Pierre Rakosky palideció apretando las mandíbulas.
—¿Así que ha descubierto quién soy? Bien, no importa —dijo Rakosky amartillando la pistola—, usted y su discípulo el señor Garcelán están a diez segundos de la muerte.
Era cierto. Ahora Gastón confirmaba horrorizado que el péndulo no se había detenido, tan solo se había retrasado la velocidad del fatal descenso. Sus bandazos sin concierto de aquí para allá no iban a impedir que el vástago punzante de la cruz invertida le sajaran esta vez sin ninguna delineación. La punta metálica ya rozaba su camisa.
Jules Never alzó entonces su bastón negro con empuñadura de plata.
—Maldito monstruo. Voy a hacer que mueras para siempre —dijo apuntando el bastón hacia Rakosky.
—Oh, vaya. ¿Y cómo va a conseguir tal cosa? ¿Con ese garrote? —preguntó el ruso pagado de su situación superior gracias al arma de fuego.
—Sí —respondió lacónico Never.
La punta afilada de la cruz tropezó con un botón de la camisa de Gastón. El pequeño objeto de nácar saltó por los aires mientras la cruz se bamboleaba a un lado.
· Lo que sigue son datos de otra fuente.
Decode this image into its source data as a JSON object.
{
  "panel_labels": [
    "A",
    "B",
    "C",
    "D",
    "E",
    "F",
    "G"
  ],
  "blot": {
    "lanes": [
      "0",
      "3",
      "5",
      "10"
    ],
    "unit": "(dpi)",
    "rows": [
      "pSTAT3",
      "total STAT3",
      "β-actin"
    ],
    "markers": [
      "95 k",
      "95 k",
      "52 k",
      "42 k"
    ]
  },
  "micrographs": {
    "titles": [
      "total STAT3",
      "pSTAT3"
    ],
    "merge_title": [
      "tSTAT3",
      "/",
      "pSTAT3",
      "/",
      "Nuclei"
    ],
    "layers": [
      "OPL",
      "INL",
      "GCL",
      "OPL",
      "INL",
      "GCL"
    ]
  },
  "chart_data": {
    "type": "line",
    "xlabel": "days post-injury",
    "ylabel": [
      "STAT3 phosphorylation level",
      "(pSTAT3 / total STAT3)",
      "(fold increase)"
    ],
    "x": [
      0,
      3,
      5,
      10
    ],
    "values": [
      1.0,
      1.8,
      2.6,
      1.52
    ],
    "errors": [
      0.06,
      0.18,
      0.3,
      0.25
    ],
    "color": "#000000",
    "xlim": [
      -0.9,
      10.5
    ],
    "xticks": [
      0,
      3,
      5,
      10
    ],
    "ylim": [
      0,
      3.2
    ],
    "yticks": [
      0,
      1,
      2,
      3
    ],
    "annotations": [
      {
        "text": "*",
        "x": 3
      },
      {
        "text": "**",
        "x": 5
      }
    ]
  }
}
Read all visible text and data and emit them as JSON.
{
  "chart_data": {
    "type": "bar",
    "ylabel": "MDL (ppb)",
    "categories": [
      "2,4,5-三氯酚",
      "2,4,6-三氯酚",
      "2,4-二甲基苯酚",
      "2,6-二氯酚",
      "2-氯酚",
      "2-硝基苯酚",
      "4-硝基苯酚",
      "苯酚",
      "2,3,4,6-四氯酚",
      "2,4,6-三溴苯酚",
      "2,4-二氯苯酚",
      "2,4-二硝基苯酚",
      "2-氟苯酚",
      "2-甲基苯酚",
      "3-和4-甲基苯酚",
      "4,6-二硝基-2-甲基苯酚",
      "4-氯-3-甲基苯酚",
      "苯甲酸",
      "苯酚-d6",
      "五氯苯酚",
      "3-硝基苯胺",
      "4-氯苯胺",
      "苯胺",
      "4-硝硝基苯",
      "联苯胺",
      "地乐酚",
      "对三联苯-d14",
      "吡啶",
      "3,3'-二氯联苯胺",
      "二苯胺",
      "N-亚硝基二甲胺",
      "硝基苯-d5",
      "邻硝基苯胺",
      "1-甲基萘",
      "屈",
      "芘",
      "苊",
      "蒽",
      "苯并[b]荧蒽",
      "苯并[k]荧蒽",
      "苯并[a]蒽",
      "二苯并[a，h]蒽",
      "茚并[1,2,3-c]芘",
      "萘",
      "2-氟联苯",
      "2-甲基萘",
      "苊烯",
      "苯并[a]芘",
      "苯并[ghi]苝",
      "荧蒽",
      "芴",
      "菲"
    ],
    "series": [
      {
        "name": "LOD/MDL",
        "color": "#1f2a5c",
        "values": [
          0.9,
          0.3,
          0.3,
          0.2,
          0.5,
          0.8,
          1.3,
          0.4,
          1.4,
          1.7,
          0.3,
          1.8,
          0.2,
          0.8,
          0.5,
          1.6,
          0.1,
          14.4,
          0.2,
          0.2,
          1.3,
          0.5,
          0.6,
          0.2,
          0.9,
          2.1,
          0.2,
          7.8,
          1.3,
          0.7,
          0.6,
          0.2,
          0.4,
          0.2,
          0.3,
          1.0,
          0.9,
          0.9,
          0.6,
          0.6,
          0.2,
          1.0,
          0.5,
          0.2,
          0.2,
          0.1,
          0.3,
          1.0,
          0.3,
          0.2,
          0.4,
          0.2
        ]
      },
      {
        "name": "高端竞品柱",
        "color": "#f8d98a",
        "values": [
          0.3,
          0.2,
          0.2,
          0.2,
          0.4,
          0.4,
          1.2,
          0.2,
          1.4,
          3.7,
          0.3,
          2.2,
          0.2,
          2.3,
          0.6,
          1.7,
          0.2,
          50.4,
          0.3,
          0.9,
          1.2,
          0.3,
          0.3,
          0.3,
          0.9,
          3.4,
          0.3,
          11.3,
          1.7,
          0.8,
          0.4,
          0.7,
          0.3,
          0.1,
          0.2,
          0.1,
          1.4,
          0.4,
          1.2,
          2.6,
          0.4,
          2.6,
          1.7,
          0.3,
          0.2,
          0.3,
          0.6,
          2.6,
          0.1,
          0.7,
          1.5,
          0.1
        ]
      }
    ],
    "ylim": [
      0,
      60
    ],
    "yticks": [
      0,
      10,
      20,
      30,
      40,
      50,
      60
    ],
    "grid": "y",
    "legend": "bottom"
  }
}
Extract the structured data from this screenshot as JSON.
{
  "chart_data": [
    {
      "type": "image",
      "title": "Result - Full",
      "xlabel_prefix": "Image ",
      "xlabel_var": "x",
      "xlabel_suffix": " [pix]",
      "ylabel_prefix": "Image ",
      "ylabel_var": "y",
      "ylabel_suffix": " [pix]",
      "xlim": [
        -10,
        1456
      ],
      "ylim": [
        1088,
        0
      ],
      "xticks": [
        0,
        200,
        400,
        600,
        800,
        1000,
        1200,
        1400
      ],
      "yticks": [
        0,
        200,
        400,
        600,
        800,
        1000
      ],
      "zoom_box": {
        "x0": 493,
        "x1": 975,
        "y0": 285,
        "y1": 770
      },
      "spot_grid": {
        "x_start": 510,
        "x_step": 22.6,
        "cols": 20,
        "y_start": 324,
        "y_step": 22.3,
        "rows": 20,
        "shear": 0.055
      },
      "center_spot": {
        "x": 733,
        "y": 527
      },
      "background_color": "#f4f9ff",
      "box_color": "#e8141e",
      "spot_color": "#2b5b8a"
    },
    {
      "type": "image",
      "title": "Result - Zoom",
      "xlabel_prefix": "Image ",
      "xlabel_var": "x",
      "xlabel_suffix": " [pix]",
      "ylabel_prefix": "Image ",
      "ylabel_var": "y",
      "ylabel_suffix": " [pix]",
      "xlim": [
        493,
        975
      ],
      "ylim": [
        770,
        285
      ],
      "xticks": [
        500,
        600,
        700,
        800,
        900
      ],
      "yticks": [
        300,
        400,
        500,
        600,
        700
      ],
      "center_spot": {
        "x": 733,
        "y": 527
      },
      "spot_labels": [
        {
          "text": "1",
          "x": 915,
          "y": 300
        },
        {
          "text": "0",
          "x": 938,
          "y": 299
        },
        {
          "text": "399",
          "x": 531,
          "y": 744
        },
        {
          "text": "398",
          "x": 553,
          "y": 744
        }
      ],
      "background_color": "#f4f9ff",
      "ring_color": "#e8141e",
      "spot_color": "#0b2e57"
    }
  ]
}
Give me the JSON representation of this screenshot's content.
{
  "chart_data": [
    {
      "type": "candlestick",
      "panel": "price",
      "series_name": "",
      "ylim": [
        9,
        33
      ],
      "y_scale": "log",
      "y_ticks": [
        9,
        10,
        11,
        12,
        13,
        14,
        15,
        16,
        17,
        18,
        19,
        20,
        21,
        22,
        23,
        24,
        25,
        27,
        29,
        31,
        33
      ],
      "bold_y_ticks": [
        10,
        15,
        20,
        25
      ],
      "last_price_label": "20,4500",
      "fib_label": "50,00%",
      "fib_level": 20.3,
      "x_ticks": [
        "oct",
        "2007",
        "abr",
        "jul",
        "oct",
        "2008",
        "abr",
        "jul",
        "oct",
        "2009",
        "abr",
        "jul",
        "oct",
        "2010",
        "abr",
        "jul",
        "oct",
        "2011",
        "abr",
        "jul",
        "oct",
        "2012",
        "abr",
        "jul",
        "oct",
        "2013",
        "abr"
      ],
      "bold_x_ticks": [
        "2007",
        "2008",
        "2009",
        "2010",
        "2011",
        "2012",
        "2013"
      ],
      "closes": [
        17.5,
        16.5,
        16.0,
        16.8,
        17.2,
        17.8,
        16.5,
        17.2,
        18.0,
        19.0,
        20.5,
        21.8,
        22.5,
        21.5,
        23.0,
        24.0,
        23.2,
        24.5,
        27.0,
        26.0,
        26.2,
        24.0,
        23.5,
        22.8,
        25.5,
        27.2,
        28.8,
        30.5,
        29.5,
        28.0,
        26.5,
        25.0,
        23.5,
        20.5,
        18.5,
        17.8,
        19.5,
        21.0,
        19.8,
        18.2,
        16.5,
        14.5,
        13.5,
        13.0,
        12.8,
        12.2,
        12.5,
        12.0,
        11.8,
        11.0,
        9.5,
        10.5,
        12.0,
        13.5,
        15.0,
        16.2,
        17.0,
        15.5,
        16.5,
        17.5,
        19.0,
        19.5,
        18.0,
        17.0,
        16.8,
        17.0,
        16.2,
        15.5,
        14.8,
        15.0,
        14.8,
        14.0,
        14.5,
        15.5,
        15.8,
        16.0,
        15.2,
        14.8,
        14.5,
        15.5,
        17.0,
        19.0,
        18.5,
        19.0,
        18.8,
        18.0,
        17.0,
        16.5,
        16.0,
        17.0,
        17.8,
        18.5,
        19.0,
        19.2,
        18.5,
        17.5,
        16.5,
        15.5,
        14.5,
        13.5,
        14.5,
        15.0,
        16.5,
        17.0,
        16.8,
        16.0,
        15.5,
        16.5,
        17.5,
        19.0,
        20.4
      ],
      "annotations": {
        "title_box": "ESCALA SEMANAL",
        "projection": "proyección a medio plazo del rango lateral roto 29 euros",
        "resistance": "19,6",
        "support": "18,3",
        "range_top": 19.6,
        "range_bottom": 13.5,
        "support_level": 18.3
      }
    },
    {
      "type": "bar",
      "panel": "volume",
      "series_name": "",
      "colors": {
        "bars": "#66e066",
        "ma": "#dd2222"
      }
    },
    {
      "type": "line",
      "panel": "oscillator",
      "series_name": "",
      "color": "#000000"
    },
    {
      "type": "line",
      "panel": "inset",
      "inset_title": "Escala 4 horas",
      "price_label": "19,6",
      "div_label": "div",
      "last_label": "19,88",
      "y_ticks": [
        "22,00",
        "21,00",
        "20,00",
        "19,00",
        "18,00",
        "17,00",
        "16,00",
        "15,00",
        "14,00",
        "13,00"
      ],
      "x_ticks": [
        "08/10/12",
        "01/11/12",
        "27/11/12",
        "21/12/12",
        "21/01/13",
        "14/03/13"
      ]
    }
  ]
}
Se escuchó la fuerte detonación de un disparo.
El botón cayó repicando levemente en el suelo de piedra. El péndulo regresaba hacia el cuerpo de Gastón, sobre el que esta vez sí iba a cobrar su impuesto de sangre. «Ahora vendrá la cuchillada», se dijo. «Luego, la negrura». Acababa de perder el sentido.